Economic woes are percolating down to Americans' morning brews.
Java junkies looking to pinch pennies are sipping less expensive coffee drinks, brewing at home or going cold turkey altogether. The shift is hurting both small-time coffee shops and giants of joe such as Starbucks, which said Wednesday that it expected lower second-quarter profit and full-year earnings than it originally projected because in-store sales and traffic had declined. It blamed the economy, not its prices, for the slowdown.
"These days, I'm not about to buy a $5 coffee," said Carlos Medina, a house painter from Covina who has persuaded his girlfriend to get her daily fix at McDonald's, which introduced a premium drip coffee in 2006, rather than Starbucks.

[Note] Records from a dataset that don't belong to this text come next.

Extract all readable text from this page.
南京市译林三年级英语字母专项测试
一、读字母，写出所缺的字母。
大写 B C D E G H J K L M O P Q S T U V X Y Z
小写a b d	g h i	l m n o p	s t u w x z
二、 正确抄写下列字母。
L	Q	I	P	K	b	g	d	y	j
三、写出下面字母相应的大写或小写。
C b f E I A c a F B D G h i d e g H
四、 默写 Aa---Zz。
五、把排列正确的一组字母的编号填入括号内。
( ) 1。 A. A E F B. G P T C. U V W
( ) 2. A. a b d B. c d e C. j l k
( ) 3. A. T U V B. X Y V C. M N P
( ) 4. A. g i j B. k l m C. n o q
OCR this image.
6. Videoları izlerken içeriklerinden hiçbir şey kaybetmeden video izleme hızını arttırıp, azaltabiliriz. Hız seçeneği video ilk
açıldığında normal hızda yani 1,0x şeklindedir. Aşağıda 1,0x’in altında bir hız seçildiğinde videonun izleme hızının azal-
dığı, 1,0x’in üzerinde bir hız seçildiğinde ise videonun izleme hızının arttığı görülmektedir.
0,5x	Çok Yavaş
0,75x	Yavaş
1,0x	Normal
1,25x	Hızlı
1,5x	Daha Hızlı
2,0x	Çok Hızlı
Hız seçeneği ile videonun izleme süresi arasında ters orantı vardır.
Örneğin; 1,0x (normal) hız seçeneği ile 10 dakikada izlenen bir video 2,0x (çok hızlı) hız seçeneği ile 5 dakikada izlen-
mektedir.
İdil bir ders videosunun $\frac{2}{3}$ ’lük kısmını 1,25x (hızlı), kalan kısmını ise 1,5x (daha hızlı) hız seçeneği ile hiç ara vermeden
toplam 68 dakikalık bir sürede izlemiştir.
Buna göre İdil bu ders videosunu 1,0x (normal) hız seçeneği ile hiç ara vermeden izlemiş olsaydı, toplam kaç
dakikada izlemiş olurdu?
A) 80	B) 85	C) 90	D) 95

Starbucks has faced cut-rate competition in recent months from companies such as McDonald's Corp., which is rolling out a line of premium coffee drinks, and 7-Eleven Inc., which in February unveiled a multimillion-dollar advertising campaign to talk about its freshly brewed coffee. Partly as a response, Starbucks this month introduced Pike Place Roast, a drip coffee, and has distributed coupons allowing consumers to get the blend free on Wednesdays.
"The current economic climate is the weakest in our company's history," said Howard Schultz, Starbucks Corp.'s chief executive. The company said it was being hit especially hard in California and Florida, which make up nearly one-third of its U.S. retail revenue.
In a caffeine-addicted nation, there will of course always be people like Justin Rabalais, a West Hollywood bartender who still goes to Starbucks every day despite being a little low on cash these days. "I need it to wake up," he said. "They must put something in it, because nothing else works as well."
But many are like Kat Ward, a head-shot photographer in Hollywood who has restricted her Starbucks intake to twice a week, down from four or five times. Now, she buys beans at the grocery store and brews coffee at home. With her photography business slow because of a potential actors strike, she said, "It's cutback season."
Sarafina Rodriguez, assistant manager at the Groundwork coffee shop on 2nd Street downtown, said more customers are becoming their own baristas.
A pound of coffee costs $9.50 to $17.50 at her shop and yields about 40 cups. That would run you $56 at Groundwork.
Those who haven't given up the coffee-shop routine are buying less expensive drinks: drip coffee rather than a caramel macchiato, or an iced coffee instead of a frappuccino.